The Credit Assignment Problem

Conditional reflexes. It is what an animal learns by repeated exposure. If a bell rings, then food is served, the dog will (over time) start salivating when the bell rings. Even before the food is served. What is strange is that such conditional learning does not need a brain. It even happens in creatures without brains. Brain or no brain, such learning is called acquired learning.

 

Say, you now start ringing the bell but don’t serve the food afterwards. For just a few days. As expected, over time, the animal will stop salivating when the bell rings. The association has been removed, a process called extinction. After those few days, you re-establish the bell-food sequence. The animal will start salivating again, a process called spontaneous recovery. Turns out the association was supressed, not deleted.

 

Next, you break the bell-food for a long time. Then after that long period, you restart the bell-food sequence. The animal will start salivating again. The surprise was that the “association will be relearned far more rapidly than the first time”. This is called reacquisition:

“Old extinguished associations are reacquired faster than entirely new associations.”

 

Max Bennett puts all this graphically A Brief History of Intelligence:


This graph makes sense – (1) learn an association only if it keeps recurring and (2) don’t throw it out just because it stopped working a few times.

 

But now let us get into real-world scenarios where:

“There is a never a single predictive cue beforehand but rather a swath of cues.”

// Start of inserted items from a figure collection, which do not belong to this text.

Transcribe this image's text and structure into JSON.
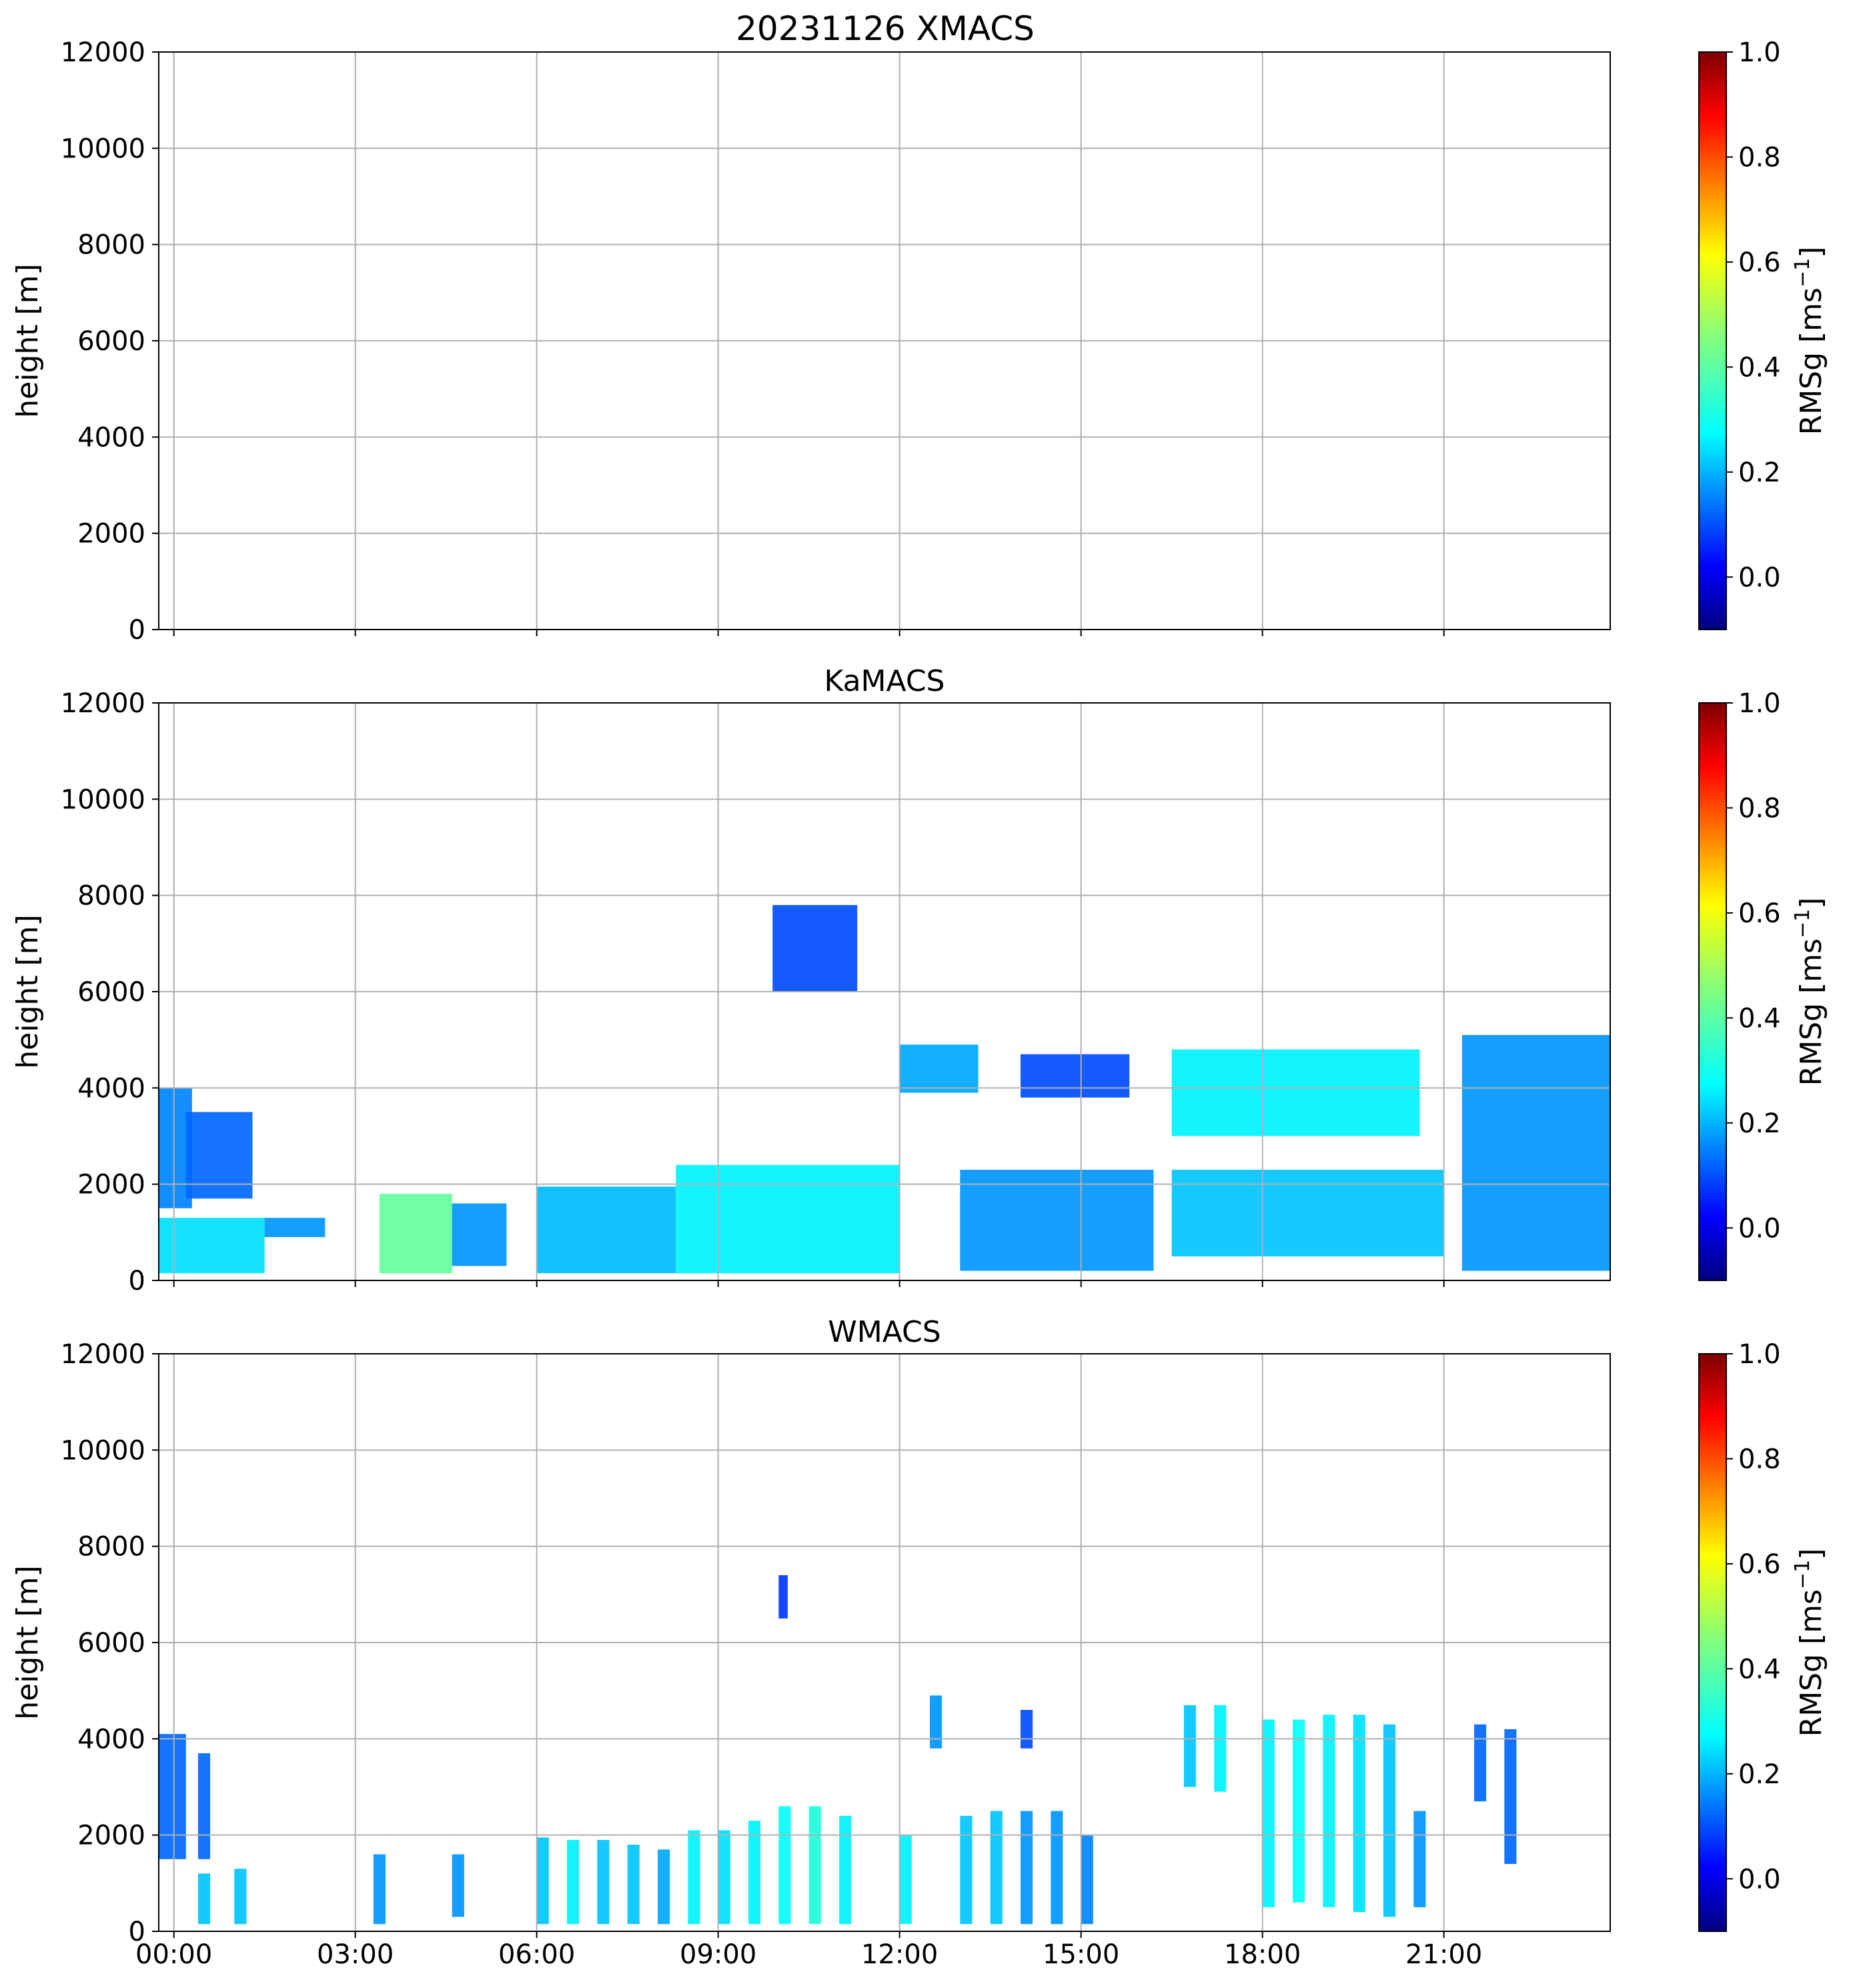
{
  "figure_title": "20231126 XMACS",
  "chart_data": [
    {
      "type": "heatmap",
      "title": "20231126 XMACS",
      "ylabel": "height [m]",
      "ylim": [
        0,
        12000
      ],
      "yticks": [
        "0",
        "2000",
        "4000",
        "6000",
        "8000",
        "10000",
        "12000"
      ],
      "xlim_hours": [
        -0.25,
        23.75
      ],
      "xticks": [
        "00:00",
        "03:00",
        "06:00",
        "09:00",
        "12:00",
        "15:00",
        "18:00",
        "21:00"
      ],
      "show_xtick_labels": false,
      "grid": true,
      "colorbar": {
        "label": "RMSg [ms",
        "label_sup": "−1",
        "label_end": "]",
        "vmin": -0.1,
        "vmax": 1.0,
        "ticks": [
          "0.0",
          "0.2",
          "0.4",
          "0.6",
          "0.8",
          "1.0"
        ],
        "colormap": "jet"
      },
      "cloud_regions": []
    },
    {
      "type": "heatmap",
      "title": "KaMACS",
      "ylabel": "height [m]",
      "ylim": [
        0,
        12000
      ],
      "yticks": [
        "0",
        "2000",
        "4000",
        "6000",
        "8000",
        "10000",
        "12000"
      ],
      "xlim_hours": [
        -0.25,
        23.75
      ],
      "xticks": [
        "00:00",
        "03:00",
        "06:00",
        "09:00",
        "12:00",
        "15:00",
        "18:00",
        "21:00"
      ],
      "show_xtick_labels": false,
      "grid": true,
      "colorbar": {
        "label": "RMSg [ms",
        "label_sup": "−1",
        "label_end": "]",
        "vmin": -0.1,
        "vmax": 1.0,
        "ticks": [
          "0.0",
          "0.2",
          "0.4",
          "0.6",
          "0.8",
          "1.0"
        ],
        "colormap": "jet"
      },
      "cloud_regions": [
        {
          "t0": -0.25,
          "t1": 0.3,
          "h0": 1500,
          "h1": 4000,
          "v": 0.18
        },
        {
          "t0": 0.2,
          "t1": 1.3,
          "h0": 1700,
          "h1": 3500,
          "v": 0.15
        },
        {
          "t0": -0.25,
          "t1": 1.5,
          "h0": 150,
          "h1": 1300,
          "v": 0.28
        },
        {
          "t0": 1.5,
          "t1": 2.5,
          "h0": 900,
          "h1": 1300,
          "v": 0.2
        },
        {
          "t0": 3.4,
          "t1": 4.6,
          "h0": 150,
          "h1": 1800,
          "v": 0.42
        },
        {
          "t0": 4.6,
          "t1": 5.5,
          "h0": 300,
          "h1": 1600,
          "v": 0.2
        },
        {
          "t0": 6.0,
          "t1": 8.3,
          "h0": 150,
          "h1": 1950,
          "v": 0.24
        },
        {
          "t0": 8.3,
          "t1": 12.0,
          "h0": 150,
          "h1": 2400,
          "v": 0.3
        },
        {
          "t0": 9.9,
          "t1": 11.3,
          "h0": 6000,
          "h1": 7800,
          "v": 0.12
        },
        {
          "t0": 12.0,
          "t1": 13.3,
          "h0": 3900,
          "h1": 4900,
          "v": 0.22
        },
        {
          "t0": 14.0,
          "t1": 15.8,
          "h0": 3800,
          "h1": 4700,
          "v": 0.12
        },
        {
          "t0": 13.0,
          "t1": 16.2,
          "h0": 200,
          "h1": 2300,
          "v": 0.2
        },
        {
          "t0": 16.5,
          "t1": 20.6,
          "h0": 3000,
          "h1": 4800,
          "v": 0.3
        },
        {
          "t0": 16.5,
          "t1": 21.0,
          "h0": 500,
          "h1": 2300,
          "v": 0.25
        },
        {
          "t0": 21.3,
          "t1": 23.75,
          "h0": 200,
          "h1": 5100,
          "v": 0.2
        }
      ]
    },
    {
      "type": "heatmap",
      "title": "WMACS",
      "ylabel": "height [m]",
      "ylim": [
        0,
        12000
      ],
      "yticks": [
        "0",
        "2000",
        "4000",
        "6000",
        "8000",
        "10000",
        "12000"
      ],
      "xlim_hours": [
        -0.25,
        23.75
      ],
      "xticks": [
        "00:00",
        "03:00",
        "06:00",
        "09:00",
        "12:00",
        "15:00",
        "18:00",
        "21:00"
      ],
      "show_xtick_labels": true,
      "grid": true,
      "colorbar": {
        "label": "RMSg [ms",
        "label_sup": "−1",
        "label_end": "]",
        "vmin": -0.1,
        "vmax": 1.0,
        "ticks": [
          "0.0",
          "0.2",
          "0.4",
          "0.6",
          "0.8",
          "1.0"
        ],
        "colormap": "jet"
      },
      "cloud_regions": [
        {
          "t0": -0.25,
          "t1": 0.2,
          "h0": 1500,
          "h1": 4100,
          "v": 0.15
        },
        {
          "t0": 0.4,
          "t1": 0.6,
          "h0": 1500,
          "h1": 3700,
          "v": 0.15
        },
        {
          "t0": 0.4,
          "t1": 0.6,
          "h0": 150,
          "h1": 1200,
          "v": 0.25
        },
        {
          "t0": 1.0,
          "t1": 1.2,
          "h0": 150,
          "h1": 1300,
          "v": 0.25
        },
        {
          "t0": 3.3,
          "t1": 3.5,
          "h0": 150,
          "h1": 1600,
          "v": 0.2
        },
        {
          "t0": 4.6,
          "t1": 4.8,
          "h0": 300,
          "h1": 1600,
          "v": 0.2
        },
        {
          "t0": 6.0,
          "t1": 6.2,
          "h0": 150,
          "h1": 1950,
          "v": 0.25
        },
        {
          "t0": 6.5,
          "t1": 6.7,
          "h0": 150,
          "h1": 1900,
          "v": 0.3
        },
        {
          "t0": 7.0,
          "t1": 7.2,
          "h0": 150,
          "h1": 1900,
          "v": 0.25
        },
        {
          "t0": 7.5,
          "t1": 7.7,
          "h0": 150,
          "h1": 1800,
          "v": 0.25
        },
        {
          "t0": 8.0,
          "t1": 8.2,
          "h0": 150,
          "h1": 1700,
          "v": 0.22
        },
        {
          "t0": 8.5,
          "t1": 8.7,
          "h0": 150,
          "h1": 2100,
          "v": 0.3
        },
        {
          "t0": 9.0,
          "t1": 9.2,
          "h0": 150,
          "h1": 2100,
          "v": 0.28
        },
        {
          "t0": 9.5,
          "t1": 9.7,
          "h0": 150,
          "h1": 2300,
          "v": 0.3
        },
        {
          "t0": 10.0,
          "t1": 10.2,
          "h0": 150,
          "h1": 2600,
          "v": 0.32
        },
        {
          "t0": 10.5,
          "t1": 10.7,
          "h0": 150,
          "h1": 2600,
          "v": 0.35
        },
        {
          "t0": 11.0,
          "t1": 11.2,
          "h0": 150,
          "h1": 2400,
          "v": 0.3
        },
        {
          "t0": 10.0,
          "t1": 10.15,
          "h0": 6500,
          "h1": 7400,
          "v": 0.1
        },
        {
          "t0": 12.0,
          "t1": 12.2,
          "h0": 150,
          "h1": 2000,
          "v": 0.3
        },
        {
          "t0": 12.5,
          "t1": 12.7,
          "h0": 3800,
          "h1": 4900,
          "v": 0.2
        },
        {
          "t0": 13.0,
          "t1": 13.2,
          "h0": 150,
          "h1": 2400,
          "v": 0.25
        },
        {
          "t0": 13.5,
          "t1": 13.7,
          "h0": 150,
          "h1": 2500,
          "v": 0.25
        },
        {
          "t0": 14.0,
          "t1": 14.2,
          "h0": 150,
          "h1": 2500,
          "v": 0.2
        },
        {
          "t0": 14.5,
          "t1": 14.7,
          "h0": 150,
          "h1": 2500,
          "v": 0.2
        },
        {
          "t0": 15.0,
          "t1": 15.2,
          "h0": 150,
          "h1": 2000,
          "v": 0.18
        },
        {
          "t0": 14.0,
          "t1": 14.2,
          "h0": 3800,
          "h1": 4600,
          "v": 0.12
        },
        {
          "t0": 16.7,
          "t1": 16.9,
          "h0": 3000,
          "h1": 4700,
          "v": 0.25
        },
        {
          "t0": 17.2,
          "t1": 17.4,
          "h0": 2900,
          "h1": 4700,
          "v": 0.3
        },
        {
          "t0": 18.0,
          "t1": 18.2,
          "h0": 500,
          "h1": 4400,
          "v": 0.3
        },
        {
          "t0": 18.5,
          "t1": 18.7,
          "h0": 600,
          "h1": 4400,
          "v": 0.32
        },
        {
          "t0": 19.0,
          "t1": 19.2,
          "h0": 500,
          "h1": 4500,
          "v": 0.3
        },
        {
          "t0": 19.5,
          "t1": 19.7,
          "h0": 400,
          "h1": 4500,
          "v": 0.28
        },
        {
          "t0": 20.0,
          "t1": 20.2,
          "h0": 300,
          "h1": 4300,
          "v": 0.25
        },
        {
          "t0": 20.5,
          "t1": 20.7,
          "h0": 500,
          "h1": 2500,
          "v": 0.2
        },
        {
          "t0": 21.5,
          "t1": 21.7,
          "h0": 2700,
          "h1": 4300,
          "v": 0.15
        },
        {
          "t0": 22.0,
          "t1": 22.2,
          "h0": 1400,
          "h1": 4200,
          "v": 0.15
        }
      ]
    }
  ]
}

Which cue should be learnt? This is called the credit assignment problem.

 

Animals evolved a few simple rules to address this challenge: (1) Eligibility trace: A cue is also considered as worth learning if it happens within a short, specified period of time before the event. (2) Overshadowing: If multiple cuses overlap, pick the strongest ones only. (3) Latent inhibition: Cues experienced regularly are ignored. It is a smart way of asking, “What was different this time?” The rest is just background. (4) Blocking: Once some cue has been picked as the association, all other cues that overlap are blocked from associating with that matter.

 

These 4 methods are ubiquitous across all bilaterally symmetrical species. But clearly, they are nowhere near perfect. Over time, more sophisticated strategies emerged, but these 4 basic rules continue “in our most ancient brain circuits”.

 

Ok, all of the above was the logic. But how does it work physically in the brain? Remember those synapses from a few blogs back? No? Quick recap then. Synapses are tiny gaps between neurons which emit chemicals to strengthen or weaken connections between connected neurons. Well, scientists found that learning happens when synapses change their strength or when new synapses are formed or old synapses are removed.